Heartburn describes the sensation of chest pain generally caused by common gastrointestinal (GI) disorders including gastroesophageal reflux disease (GERD), stomach ulcers, and dyspepsia. Others symptoms that could be caused by these upper GI disorders could include a sore throat, difficulty swallowing, dry cough, hoarse voice, acid reflux, and the feeling of something in your throat. Untreated heartburn can become very uncomfortable and lead to other potentially more harmful issues.
Millions of people experience these symptoms and use a common class of medication called proton pump inhibitors, or PPI’s. These medications can be purchased over-the-counter or can be prescribed by a physician (generally for higher doses). PPI’s work by reducing stomach acid production. The latest research has linked PPI use to C. difficile infection (a potentially life threatening GI infection), kidney disease, death, pneumonia, and dementia among other things. Given the fact that PPI medications are being prescribed frequently, easily accessible to consumers, and effective in treatment, are they safe to take or not?
The Latest Research
Despite the confounding information, PPI’s are still generally considered safe to take; hence they are available to purchase over the counter. The main thing to consider regarding studies that found potentially concerning finding is the difference between correlation (or association) versus causation. Dr. Susan Molchan, a psychiatrist with extensive experience in clinical research at the National Institutes of Health, states “An association does not indicate that the drugs cause or increase the risk.” It can be dangerous if the general public does not understand this. Individuals could read these studies and stop taking their medications, which could put them at risk for other health issues.
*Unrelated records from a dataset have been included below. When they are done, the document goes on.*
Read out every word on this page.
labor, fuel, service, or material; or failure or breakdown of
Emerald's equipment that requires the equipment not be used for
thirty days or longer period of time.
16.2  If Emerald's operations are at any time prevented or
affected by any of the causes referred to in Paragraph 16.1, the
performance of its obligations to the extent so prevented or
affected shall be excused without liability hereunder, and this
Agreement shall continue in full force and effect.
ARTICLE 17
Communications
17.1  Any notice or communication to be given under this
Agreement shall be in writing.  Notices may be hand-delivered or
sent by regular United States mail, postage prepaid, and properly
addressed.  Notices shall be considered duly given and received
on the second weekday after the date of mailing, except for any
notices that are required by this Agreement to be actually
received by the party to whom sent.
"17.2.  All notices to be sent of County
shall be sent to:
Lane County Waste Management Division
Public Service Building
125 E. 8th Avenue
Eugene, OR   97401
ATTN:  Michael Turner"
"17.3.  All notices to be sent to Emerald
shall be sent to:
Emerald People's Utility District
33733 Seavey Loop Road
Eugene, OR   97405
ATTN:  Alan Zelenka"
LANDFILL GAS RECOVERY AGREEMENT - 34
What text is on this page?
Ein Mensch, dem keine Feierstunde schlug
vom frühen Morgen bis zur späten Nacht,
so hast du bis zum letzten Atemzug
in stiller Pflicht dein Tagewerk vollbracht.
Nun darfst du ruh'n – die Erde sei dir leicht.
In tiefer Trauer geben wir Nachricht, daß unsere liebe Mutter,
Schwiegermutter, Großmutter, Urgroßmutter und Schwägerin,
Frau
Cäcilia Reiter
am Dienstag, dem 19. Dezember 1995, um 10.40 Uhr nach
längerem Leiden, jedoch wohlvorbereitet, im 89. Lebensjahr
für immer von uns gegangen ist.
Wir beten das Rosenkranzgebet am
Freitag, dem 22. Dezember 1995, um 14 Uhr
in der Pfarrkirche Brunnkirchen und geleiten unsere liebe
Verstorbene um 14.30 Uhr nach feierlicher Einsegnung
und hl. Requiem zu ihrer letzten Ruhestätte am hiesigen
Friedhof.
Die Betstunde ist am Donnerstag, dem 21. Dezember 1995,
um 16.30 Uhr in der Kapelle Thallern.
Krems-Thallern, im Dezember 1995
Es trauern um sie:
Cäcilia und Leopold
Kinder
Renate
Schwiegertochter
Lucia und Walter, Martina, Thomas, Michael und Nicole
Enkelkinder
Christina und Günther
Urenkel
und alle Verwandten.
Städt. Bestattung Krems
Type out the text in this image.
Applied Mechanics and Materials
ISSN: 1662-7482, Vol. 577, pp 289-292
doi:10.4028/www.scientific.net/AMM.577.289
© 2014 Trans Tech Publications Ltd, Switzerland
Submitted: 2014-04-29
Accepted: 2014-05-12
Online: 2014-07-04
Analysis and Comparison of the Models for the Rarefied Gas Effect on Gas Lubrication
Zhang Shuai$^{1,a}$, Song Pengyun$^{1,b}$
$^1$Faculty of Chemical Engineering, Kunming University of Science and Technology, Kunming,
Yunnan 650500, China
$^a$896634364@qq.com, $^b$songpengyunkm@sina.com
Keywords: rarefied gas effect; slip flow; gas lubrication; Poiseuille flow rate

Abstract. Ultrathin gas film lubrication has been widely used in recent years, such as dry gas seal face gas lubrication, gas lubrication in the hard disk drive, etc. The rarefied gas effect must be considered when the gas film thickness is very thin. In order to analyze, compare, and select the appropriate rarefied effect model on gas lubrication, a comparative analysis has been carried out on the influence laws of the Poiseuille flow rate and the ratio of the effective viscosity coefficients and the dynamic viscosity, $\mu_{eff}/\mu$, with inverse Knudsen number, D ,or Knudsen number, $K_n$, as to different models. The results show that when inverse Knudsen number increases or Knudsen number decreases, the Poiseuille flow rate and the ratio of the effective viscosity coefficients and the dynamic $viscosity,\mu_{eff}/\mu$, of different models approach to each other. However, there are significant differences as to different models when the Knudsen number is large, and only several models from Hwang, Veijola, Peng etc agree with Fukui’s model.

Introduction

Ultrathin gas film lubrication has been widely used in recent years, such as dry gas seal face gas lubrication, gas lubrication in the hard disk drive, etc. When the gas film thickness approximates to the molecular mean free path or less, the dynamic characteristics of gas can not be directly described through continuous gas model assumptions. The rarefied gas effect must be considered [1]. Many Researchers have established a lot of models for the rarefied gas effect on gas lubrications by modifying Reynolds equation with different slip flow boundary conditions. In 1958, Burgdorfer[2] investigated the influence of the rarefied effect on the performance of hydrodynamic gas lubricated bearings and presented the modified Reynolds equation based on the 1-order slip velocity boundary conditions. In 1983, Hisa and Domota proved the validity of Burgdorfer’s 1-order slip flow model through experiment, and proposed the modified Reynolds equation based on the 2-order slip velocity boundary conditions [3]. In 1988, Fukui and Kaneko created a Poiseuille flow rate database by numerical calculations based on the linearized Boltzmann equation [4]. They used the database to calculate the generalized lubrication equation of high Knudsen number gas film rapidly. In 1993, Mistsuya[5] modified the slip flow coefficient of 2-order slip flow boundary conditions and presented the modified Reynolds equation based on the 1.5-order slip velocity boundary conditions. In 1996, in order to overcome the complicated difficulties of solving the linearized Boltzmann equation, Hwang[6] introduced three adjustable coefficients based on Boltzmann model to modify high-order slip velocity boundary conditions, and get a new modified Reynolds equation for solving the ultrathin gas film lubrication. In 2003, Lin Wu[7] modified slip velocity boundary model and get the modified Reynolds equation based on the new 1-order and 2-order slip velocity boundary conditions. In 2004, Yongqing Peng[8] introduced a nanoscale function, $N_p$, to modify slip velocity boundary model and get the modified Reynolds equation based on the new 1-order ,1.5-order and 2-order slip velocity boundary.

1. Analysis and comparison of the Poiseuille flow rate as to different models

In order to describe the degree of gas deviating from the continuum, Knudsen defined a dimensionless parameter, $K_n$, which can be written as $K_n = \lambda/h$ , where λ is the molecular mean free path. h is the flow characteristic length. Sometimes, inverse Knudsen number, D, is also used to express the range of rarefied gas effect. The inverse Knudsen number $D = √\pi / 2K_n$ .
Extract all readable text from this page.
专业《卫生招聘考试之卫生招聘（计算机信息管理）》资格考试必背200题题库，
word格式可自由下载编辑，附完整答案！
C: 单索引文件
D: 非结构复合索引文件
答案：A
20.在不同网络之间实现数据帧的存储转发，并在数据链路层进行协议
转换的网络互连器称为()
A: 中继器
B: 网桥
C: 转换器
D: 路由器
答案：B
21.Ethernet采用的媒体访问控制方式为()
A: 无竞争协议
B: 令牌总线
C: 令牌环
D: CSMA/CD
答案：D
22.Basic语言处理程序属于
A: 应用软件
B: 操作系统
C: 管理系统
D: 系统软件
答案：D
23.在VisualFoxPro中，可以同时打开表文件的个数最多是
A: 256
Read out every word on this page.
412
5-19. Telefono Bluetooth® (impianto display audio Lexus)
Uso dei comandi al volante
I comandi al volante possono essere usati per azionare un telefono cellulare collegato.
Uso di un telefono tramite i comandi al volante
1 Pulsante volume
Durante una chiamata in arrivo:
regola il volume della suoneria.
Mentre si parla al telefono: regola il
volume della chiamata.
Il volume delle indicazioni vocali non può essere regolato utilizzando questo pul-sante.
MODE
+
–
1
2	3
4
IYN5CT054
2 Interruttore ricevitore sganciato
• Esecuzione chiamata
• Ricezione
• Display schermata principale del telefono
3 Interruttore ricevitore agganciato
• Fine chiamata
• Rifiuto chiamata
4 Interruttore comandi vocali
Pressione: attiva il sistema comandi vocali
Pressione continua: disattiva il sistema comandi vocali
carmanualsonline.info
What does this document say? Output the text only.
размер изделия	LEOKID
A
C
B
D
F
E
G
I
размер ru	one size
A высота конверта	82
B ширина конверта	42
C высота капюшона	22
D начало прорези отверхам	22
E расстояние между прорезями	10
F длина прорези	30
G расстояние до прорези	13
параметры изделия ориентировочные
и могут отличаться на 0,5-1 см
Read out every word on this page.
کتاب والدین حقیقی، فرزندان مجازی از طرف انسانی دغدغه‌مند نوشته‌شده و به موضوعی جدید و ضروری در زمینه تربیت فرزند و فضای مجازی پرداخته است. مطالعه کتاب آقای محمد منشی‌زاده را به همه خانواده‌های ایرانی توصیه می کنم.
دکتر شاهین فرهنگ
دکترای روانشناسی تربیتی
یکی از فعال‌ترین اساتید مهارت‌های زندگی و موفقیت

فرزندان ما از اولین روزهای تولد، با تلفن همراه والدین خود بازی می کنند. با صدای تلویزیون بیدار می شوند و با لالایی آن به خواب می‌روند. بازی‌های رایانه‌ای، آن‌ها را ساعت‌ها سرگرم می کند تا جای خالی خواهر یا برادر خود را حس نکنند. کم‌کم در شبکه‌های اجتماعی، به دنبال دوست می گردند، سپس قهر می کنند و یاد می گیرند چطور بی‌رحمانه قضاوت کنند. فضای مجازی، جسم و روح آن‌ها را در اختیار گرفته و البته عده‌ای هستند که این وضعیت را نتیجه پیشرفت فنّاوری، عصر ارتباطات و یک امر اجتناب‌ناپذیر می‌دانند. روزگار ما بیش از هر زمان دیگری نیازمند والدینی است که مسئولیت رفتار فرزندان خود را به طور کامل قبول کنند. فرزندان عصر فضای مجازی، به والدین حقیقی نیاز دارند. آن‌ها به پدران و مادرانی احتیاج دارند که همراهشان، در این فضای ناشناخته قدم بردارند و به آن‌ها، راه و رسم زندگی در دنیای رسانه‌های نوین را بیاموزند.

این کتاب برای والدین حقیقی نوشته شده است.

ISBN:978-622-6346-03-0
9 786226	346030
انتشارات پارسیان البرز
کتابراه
Correlation and association research should not be considered hard evidence but could be used as a word of caution to providers and users alike. Most studies that find correlation or association are done retrospectively (in hindsight) by reviewing and researching medical record and data. Research performed in this manner is difficult because it is incredibly hard to control factors such as other medical conditions, age, sex, etc. Thus the findings are often not conclusive. In reality, a randomized controlled trial would need to be performed to prove a factual, scientific causation between PPI use and any disease or health problem. Researchers do this by putting a group of people on a PPI trial while giving a different group a placebo, a medication thought to be a PPI but in reality not. Researchers then compare the effects of the medication between the group that actually received the medication and the group that got the placebo.
Previously retrospective studies found a link between PPI use and ineffectiveness of Plavix leading to cardiovascular morbidity and mortality. Once more rigorous research was performed it appeared that there was no link between PPI medications and Plavix failures.
Physicians and patient will have to weigh the risk of taking PPI medications against the risk of not taking PPI medications. Dr. Joel Howard Rubenstein, a gastroenterologist at Michigan Medicine, explains that over the span of 10 years on a PPI medication, your risk is increased about 2 or 3 percent. Over that same span of time the risk of uncontrolled GERD or another GI issue could lead to much more significant issues.
Further Research Needed
Still, further research is needed to determine if there is a genuine relationship between PPI use and some of these worrisome diseases. Dr. Molchan notes that some researchers can overstate their findings and urges medical researchers to use more accurate language to describe the difference between correlation and causation. Dr. David Johnson notes that studies with more rigor need to be performed regarding the potential harm of PPI’s. He argues that there are potentially more harmful effects from poorly designed studies related to misdirected messages of harm.
What Can You Do?
Some studies do suggest that over half of patients on PPIs are not on them for good reasons. Therefore patients should have an open dialogue with their providers. A few things to discuss with your doctor could include:
- The reason the PPI is being prescribed
- Taking the lowest dose possible to reach a therapeutic effect
- Length of treatment; if the medication can be stopped
- Risk versus benefits of the medication
- Alternatives to PPI’s like lifestyle modifications, H2 blockers, or other treatments
How Best to Take PPIs
When taking over the counter PPI’s for GERD consider the following tips:
- Take the medication about 30 minutes before breakfast on an empty stomach. This will help the medication to work properly.
- If you are taking a PPI twice daily take the second dose before dinner, not bedtime.
- If you take the medication for more than 14 days see your primary provider or GI specialist.
- Avoid symptoms that make your symptoms worse.
- If symptoms persist in spite of therapy, let your doctor know.
Patients should be on PPIs for a good reason, should take the lowest dose possible to achieve a therapeutic effect, and take the medication for the shortest amount of time possible treat the disease. PPIs have been around for almost 30 years and have been shown to be safe and effective in treating heartburn. If you have any questions or concerns about PPI’s contact your prescribing physician.